10. The computer-readable memory of claim 8, wherein the second memory section further stores operational instructions that, when executed by the set of processing core resources, causes the set of processing core resources to:
for a second section of the plurality of sections that includes a second set of branches having a second common connection point that includes a sixth set of query operations:
set a third execution indicator to the pause mode value, wherein the third execution indicator is associated with a first branch of the second set of branches, wherein the first branch of the second set of branches includes a fourth set of query operations;
set a fourth execution indicator to the execution mode value, wherein the fourth execution indicator is associated with a second branch of the second set of branches, wherein the second branch of the second set of branches includes a fifth set of query operations;
execute the fifth set of query operations to produce a fifth partial query resultant;
when the second branch substantially completes execution of the fifth set of query operations, send a second end of file signal to the fourth set of query operations; and
in response to the second end of file signal:
change the third execution indicator to the execution mode value; and
execute the fourth set of query operations to produce a fourth partial query resultant.

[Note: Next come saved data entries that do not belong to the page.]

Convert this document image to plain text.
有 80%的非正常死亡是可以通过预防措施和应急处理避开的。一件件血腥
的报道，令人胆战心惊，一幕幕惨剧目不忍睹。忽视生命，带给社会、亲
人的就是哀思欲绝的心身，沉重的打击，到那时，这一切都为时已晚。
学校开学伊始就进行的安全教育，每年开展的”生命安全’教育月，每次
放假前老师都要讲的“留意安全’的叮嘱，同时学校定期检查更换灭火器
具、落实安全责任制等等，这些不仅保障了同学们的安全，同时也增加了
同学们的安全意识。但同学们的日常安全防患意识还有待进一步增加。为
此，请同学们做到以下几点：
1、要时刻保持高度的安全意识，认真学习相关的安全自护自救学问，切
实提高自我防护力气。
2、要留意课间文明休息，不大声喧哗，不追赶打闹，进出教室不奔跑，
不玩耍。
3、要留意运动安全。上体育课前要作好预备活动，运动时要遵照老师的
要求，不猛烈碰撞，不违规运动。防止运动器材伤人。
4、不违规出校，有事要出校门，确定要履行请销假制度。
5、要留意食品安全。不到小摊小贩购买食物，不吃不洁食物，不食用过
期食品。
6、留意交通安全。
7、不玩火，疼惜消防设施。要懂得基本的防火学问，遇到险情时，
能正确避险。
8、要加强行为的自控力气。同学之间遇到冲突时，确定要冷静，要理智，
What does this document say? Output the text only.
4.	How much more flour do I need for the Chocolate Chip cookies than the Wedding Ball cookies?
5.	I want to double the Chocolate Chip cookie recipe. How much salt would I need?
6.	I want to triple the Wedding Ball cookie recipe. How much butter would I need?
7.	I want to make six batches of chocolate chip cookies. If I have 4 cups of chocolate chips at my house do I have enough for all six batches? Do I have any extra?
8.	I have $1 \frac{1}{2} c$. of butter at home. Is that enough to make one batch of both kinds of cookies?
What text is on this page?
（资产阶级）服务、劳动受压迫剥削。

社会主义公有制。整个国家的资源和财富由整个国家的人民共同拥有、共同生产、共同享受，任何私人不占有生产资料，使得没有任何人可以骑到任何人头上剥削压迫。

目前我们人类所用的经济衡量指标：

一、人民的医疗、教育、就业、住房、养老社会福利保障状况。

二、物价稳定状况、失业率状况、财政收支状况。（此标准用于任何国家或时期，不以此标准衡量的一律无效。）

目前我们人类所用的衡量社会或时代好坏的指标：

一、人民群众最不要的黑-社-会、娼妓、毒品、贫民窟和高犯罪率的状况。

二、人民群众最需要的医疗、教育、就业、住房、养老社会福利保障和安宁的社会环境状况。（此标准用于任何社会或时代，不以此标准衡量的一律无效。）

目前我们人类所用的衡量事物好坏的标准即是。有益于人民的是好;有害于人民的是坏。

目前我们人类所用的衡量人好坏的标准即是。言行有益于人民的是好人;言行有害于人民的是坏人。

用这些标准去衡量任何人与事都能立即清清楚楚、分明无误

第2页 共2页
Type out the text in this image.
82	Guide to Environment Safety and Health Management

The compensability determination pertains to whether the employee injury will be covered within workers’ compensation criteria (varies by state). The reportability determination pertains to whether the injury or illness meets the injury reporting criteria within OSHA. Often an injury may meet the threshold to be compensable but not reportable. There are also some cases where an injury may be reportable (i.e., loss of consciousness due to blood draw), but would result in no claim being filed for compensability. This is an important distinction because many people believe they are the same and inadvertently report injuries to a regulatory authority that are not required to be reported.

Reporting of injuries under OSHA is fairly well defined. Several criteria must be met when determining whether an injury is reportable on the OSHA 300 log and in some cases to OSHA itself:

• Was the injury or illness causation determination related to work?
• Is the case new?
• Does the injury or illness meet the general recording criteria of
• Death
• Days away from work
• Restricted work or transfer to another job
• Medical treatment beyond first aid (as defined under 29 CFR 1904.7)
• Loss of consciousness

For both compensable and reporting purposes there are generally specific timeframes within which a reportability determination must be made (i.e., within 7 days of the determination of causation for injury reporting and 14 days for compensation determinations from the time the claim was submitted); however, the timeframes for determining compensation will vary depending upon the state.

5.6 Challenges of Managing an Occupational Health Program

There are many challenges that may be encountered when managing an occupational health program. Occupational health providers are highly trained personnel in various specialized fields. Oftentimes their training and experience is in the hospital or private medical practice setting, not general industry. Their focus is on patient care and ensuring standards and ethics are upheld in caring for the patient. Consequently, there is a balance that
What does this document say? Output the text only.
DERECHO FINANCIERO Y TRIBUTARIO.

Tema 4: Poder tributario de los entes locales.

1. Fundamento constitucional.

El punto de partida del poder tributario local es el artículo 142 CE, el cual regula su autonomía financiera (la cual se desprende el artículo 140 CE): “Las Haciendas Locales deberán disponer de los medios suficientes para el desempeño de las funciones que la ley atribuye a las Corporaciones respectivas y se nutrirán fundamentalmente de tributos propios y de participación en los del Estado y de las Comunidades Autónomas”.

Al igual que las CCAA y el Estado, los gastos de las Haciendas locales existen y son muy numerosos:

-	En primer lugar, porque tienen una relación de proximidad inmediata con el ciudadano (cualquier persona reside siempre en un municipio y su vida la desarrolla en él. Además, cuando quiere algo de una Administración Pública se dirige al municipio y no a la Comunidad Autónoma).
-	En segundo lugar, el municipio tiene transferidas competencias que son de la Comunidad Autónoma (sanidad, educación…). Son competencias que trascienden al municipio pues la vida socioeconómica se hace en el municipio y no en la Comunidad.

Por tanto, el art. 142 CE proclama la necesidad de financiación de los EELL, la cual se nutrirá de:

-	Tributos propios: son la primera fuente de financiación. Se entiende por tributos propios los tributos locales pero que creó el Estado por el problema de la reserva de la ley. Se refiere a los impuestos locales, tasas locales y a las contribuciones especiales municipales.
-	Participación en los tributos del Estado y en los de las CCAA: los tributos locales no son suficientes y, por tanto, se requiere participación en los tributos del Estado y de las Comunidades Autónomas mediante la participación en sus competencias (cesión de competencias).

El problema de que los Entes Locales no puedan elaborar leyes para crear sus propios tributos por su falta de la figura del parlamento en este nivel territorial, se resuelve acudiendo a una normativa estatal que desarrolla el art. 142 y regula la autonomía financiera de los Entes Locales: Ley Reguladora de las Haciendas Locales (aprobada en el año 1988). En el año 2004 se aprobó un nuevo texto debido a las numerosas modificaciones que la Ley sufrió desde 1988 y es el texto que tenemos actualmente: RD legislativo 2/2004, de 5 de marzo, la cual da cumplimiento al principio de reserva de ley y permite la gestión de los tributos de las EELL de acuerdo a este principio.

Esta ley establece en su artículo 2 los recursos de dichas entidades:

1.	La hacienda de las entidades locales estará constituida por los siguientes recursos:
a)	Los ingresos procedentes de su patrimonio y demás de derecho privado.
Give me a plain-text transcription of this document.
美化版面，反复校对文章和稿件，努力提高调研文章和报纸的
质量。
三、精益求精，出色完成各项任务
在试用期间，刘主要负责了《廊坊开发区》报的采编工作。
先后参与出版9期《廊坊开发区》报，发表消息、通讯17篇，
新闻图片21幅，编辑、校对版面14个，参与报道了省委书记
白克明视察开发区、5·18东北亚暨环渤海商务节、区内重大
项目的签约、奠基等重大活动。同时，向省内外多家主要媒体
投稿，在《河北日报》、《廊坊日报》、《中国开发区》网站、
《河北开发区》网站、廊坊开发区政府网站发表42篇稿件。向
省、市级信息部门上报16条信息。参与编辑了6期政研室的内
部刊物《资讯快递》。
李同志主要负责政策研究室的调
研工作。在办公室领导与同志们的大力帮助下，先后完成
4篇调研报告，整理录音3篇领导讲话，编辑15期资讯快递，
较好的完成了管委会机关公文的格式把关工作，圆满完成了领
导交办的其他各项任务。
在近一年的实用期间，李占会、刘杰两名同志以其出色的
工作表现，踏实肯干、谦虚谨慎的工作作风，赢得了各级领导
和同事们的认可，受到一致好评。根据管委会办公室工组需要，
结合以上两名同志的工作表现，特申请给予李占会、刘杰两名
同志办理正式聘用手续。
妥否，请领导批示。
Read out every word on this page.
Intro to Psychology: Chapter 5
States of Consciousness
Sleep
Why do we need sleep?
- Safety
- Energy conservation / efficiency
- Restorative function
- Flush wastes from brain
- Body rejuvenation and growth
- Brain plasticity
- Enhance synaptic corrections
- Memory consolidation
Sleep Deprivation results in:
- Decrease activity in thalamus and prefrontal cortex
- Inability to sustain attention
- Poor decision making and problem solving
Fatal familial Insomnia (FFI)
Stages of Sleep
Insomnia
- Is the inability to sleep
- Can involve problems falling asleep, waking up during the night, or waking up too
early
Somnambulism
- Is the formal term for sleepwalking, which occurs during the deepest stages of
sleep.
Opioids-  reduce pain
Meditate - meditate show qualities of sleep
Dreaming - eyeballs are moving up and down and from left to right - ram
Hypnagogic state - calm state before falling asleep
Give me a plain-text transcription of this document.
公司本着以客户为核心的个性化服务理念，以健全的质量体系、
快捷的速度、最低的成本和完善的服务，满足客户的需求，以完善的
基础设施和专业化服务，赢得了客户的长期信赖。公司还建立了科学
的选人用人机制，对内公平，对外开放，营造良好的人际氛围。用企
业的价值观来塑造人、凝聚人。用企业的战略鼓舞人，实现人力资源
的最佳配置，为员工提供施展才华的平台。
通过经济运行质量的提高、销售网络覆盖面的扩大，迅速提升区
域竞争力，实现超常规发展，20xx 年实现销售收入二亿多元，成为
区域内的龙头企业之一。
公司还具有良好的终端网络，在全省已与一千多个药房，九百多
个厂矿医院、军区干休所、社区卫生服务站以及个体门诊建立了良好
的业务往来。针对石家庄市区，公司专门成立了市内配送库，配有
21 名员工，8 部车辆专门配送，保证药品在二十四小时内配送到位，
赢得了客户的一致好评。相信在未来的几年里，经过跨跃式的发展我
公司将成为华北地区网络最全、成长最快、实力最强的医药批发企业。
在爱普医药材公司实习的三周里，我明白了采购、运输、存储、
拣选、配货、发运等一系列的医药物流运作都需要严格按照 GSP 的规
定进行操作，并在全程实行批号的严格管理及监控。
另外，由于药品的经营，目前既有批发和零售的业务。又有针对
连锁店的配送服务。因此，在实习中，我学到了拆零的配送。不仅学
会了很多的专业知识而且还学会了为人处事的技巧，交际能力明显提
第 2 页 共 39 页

11. The computer-readable memory of claim 10, wherein the second memory section further stores operational instructions that, when executed by the set of processing core resources, causes the set of processing core resources to:
send the fourth partial query resultant and the fifth partial query resultant to the sixth set of query operations to produce a sixth partial query resultant.
12. The computer-readable memory of claim 8, wherein the first set of query operations includes one or more first query operations, the second set of query operations includes one or more second query operations, and the third set of query operations includes one or more third query operations.
13. The computer-readable memory of claim 8, wherein the first set of query operations is streaming data regarding the dataset from a set of long term storage memory devices associated with the database system.
14. The computer-readable memory of claim 8, wherein the second set of query operations is materializing data regarding the dataset into a set of short term memory devices associated with the processing core resources from a set of long term storage memory devices associated with the database system.